One of the problems with this report is that the conclusions highlighted in the Executive Summary assume that the economy will perform exactly the same under a flat-rate tax and under our current system. If that’s true, then the finding that charitable contributions would fall under tax reform is entirely self-evident.

But the lesson of the last 20 years in the United States and around the globe is that tax reform reduces the distortions of high tax rates, encourages more savings and investment and thus propels faster economic growth. Dale Jorgenson, Dean of the Economics Department at Harvard University, and other respected economists have estimated that a flat-rate consumption tax system would increase gross domestic product by between 5 and 15 percent. So the starting assumption of this report is wrong — and that contaminates most of the conclusions.

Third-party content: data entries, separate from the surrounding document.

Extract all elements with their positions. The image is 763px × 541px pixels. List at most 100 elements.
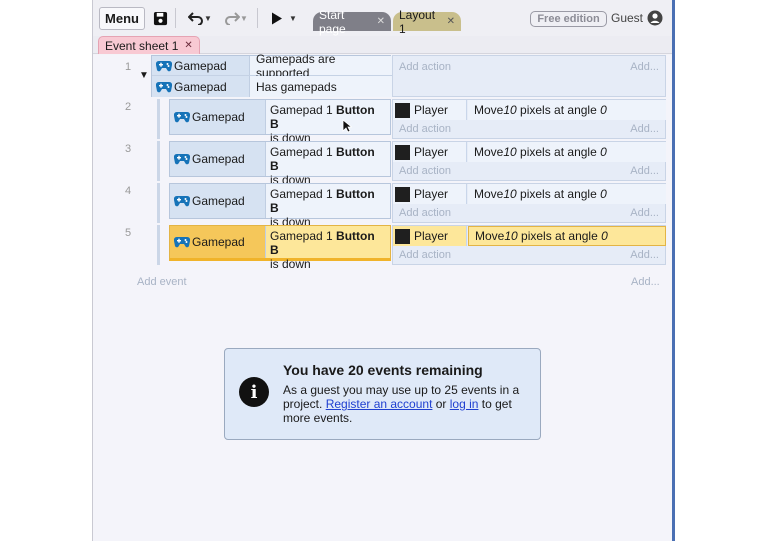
add-menu-link[interactable]: Add... (630, 207, 659, 219)
player-sprite-icon (395, 102, 410, 118)
gamepad-icon (174, 195, 190, 207)
action-object[interactable]: Player (393, 184, 467, 204)
menu-button[interactable]: Menu (99, 7, 145, 30)
condition-text[interactable]: Gamepad 1 Button Bis down (266, 184, 390, 229)
action-param: 0 (600, 103, 607, 117)
close-icon[interactable]: ✕ (377, 16, 385, 27)
action-param: 10 (503, 145, 517, 159)
main-toolbar: Menu ▼ ▼ ▼ Start page ✕ Layout 1 ✕ Free … (93, 0, 673, 36)
collapse-toggle-icon[interactable]: ▼ (139, 70, 149, 81)
notice-title: You have 20 events remaining (283, 362, 483, 378)
condition-text[interactable]: Gamepad 1 Button Bis down (266, 226, 390, 271)
action-param: 10 (503, 103, 517, 117)
event-block-1-conditions[interactable]: Gamepad Gamepads are supported Gamepad H… (151, 52, 392, 97)
condition-text[interactable]: Gamepads are supported (250, 52, 392, 80)
sub-event-actions[interactable]: Player Move 10 pixels at angle 0 Add actio… (392, 183, 666, 223)
tab-label: Start page (319, 7, 346, 36)
save-button[interactable] (151, 9, 169, 27)
chevron-down-icon: ▼ (204, 13, 212, 23)
register-account-link[interactable]: Register an account (326, 397, 433, 411)
condition-text-part: Gamepad 1 (270, 187, 337, 201)
condition-text-part: Gamepad 1 (270, 145, 337, 159)
events-remaining-notice: i You have 20 events remaining As a gues… (224, 348, 541, 440)
sub-event-condition-block[interactable]: Gamepad Gamepad 1 Button Bis down (169, 183, 391, 229)
close-icon[interactable]: ✕ (447, 16, 455, 27)
tab-layout-1[interactable]: Layout 1 ✕ (393, 8, 461, 36)
action-param: 0 (600, 145, 607, 159)
condition-object-label: Gamepad (192, 110, 245, 124)
condition-row[interactable]: Gamepad Gamepads are supported (152, 52, 392, 80)
sub-event-actions[interactable]: Player Move 10 pixels at angle 0 Add actio… (392, 225, 666, 265)
action-text-part: Move (475, 229, 505, 243)
condition-object-label: Gamepad (192, 152, 245, 166)
add-action-link[interactable]: Add action (399, 249, 451, 261)
sub-event-actions[interactable]: Player Move 10 pixels at angle 0 Add actio… (392, 99, 666, 139)
condition-text[interactable]: Has gamepads (250, 76, 392, 97)
guest-label[interactable]: Guest (611, 11, 643, 25)
add-menu-link[interactable]: Add... (631, 276, 660, 288)
condition-object-label: Gamepad (192, 235, 245, 249)
action-text-part: pixels at angle (516, 103, 601, 117)
add-event-link[interactable]: Add event (137, 276, 187, 288)
condition-object[interactable]: Gamepad (170, 184, 266, 218)
sub-event-condition-block[interactable]: Gamepad Gamepad 1 Button Bis down (169, 99, 391, 145)
sub-event-condition-block[interactable]: Gamepad Gamepad 1 Button Bis down (169, 225, 391, 271)
condition-object[interactable]: Gamepad (170, 226, 266, 258)
player-sprite-icon (395, 228, 410, 244)
action-text-part: Move (474, 187, 504, 201)
free-edition-badge[interactable]: Free edition (530, 11, 607, 27)
indent-bar (157, 183, 160, 223)
app-window: Menu ▼ ▼ ▼ Start page ✕ Layout 1 ✕ Free … (92, 0, 674, 541)
gamepad-icon (174, 236, 190, 248)
undo-button[interactable]: ▼ (185, 9, 215, 27)
add-menu-link[interactable]: Add... (630, 249, 659, 261)
action-text[interactable]: Move 10 pixels at angle 0 (468, 100, 666, 120)
action-object[interactable]: Player (393, 226, 467, 246)
action-object[interactable]: Player (393, 100, 467, 120)
add-action-link[interactable]: Add action (399, 207, 451, 219)
player-sprite-icon (395, 186, 410, 202)
condition-object[interactable]: Gamepad (152, 56, 250, 75)
add-action-link[interactable]: Add action (399, 165, 451, 177)
add-menu-link[interactable]: Add... (630, 61, 659, 73)
redo-icon (225, 12, 241, 25)
chevron-down-icon: ▼ (289, 13, 297, 23)
condition-text[interactable]: Gamepad 1 Button Bis down (266, 142, 390, 187)
action-text-part: pixels at angle (516, 145, 601, 159)
sub-event-condition-block[interactable]: Gamepad Gamepad 1 Button Bis down (169, 141, 391, 187)
condition-object[interactable]: Gamepad (170, 100, 266, 134)
sub-event-actions[interactable]: Player Move 10 pixels at angle 0 Add actio… (392, 141, 666, 181)
redo-button[interactable]: ▼ (221, 9, 251, 27)
action-param: 0 (600, 187, 607, 201)
log-in-link[interactable]: log in (450, 397, 479, 411)
condition-text-part: Gamepad 1 (270, 103, 337, 117)
condition-row[interactable]: Gamepad Has gamepads (152, 76, 392, 97)
action-text[interactable]: Move 10 pixels at angle 0 (468, 142, 666, 162)
action-text[interactable]: Move 10 pixels at angle 0 (468, 226, 666, 246)
save-icon (153, 11, 167, 25)
condition-object[interactable]: Gamepad (170, 142, 266, 176)
add-menu-link[interactable]: Add... (630, 123, 659, 135)
condition-text[interactable]: Gamepad 1 Button Bis down (266, 100, 390, 145)
condition-object-label: Gamepad (192, 194, 245, 208)
action-object-label: Player (414, 229, 449, 243)
add-menu-link[interactable]: Add... (630, 165, 659, 177)
preview-button[interactable]: ▼ (269, 9, 299, 27)
tab-start-page[interactable]: Start page ✕ (313, 8, 391, 36)
tab-label: Event sheet 1 (105, 38, 179, 53)
condition-text-part: Gamepad 1 (270, 229, 337, 243)
add-action-link[interactable]: Add action (399, 61, 451, 73)
notice-body: As a guest you may use up to 25 events i… (283, 383, 523, 425)
tab-event-sheet-1[interactable]: Event sheet 1 ✕ (98, 36, 200, 54)
event-number: 2 (125, 101, 132, 113)
action-object[interactable]: Player (393, 142, 467, 162)
event-block-1-actions[interactable]: Add action Add... (392, 55, 666, 97)
add-action-link[interactable]: Add action (399, 123, 451, 135)
user-account-icon[interactable] (647, 10, 663, 26)
condition-object[interactable]: Gamepad (152, 76, 250, 97)
action-text[interactable]: Move 10 pixels at angle 0 (468, 184, 666, 204)
close-icon[interactable]: ✕ (184, 40, 192, 51)
action-object-label: Player (414, 145, 449, 159)
toolbar-separator (175, 8, 176, 28)
gamepad-icon (174, 153, 190, 165)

Even when the PW modelers take into account the possibility that tax reform will give rise to a dynamic increase in economic output and personal incomes, the results of the report are terrifying for charities. It argues that the increase in income recovers, at most, 10 percent of the fall in donations due to the loss of the tax deduction. Why? Because “the [tax] effect swamps increases in giving as a result of increases in income.”

History flatly refutes that improbable conclusion. Over the past 40 years, the level of annual donations has almost exactly tracked personal income growth. People are most likely to dig deepest into their pockets when they are feeling prosperous –regardless of whether tax rates are high or low. Conversely, during hard times, many wells run dry.

Consider the experience of the 1980s. As the accompanying figure shows, lowering tax rates from 70 percent to 28 percent actually impelled a surge in giving. Contributions rose in the 1980s no matter how you slice it: in real terms, in real per capita terms and even as a share of personal income. Either the 1980s didn’t really happen, or the PW model is tragically flawed.

So nonprofit institutions can relax. Tax reform is not a danger to charities. In fact, because the economy would perform much better and incomes would rise, a flat tax or a national sales tax would raise the level of charitable giving. The only industry truly threatened by a simpler, flatter, fairer tax system is America’s parasitic tax industry, where prosperity has long depended on our 8,000-page Internal Revenue Code. America’s gain is Price Waterhouse’s loss.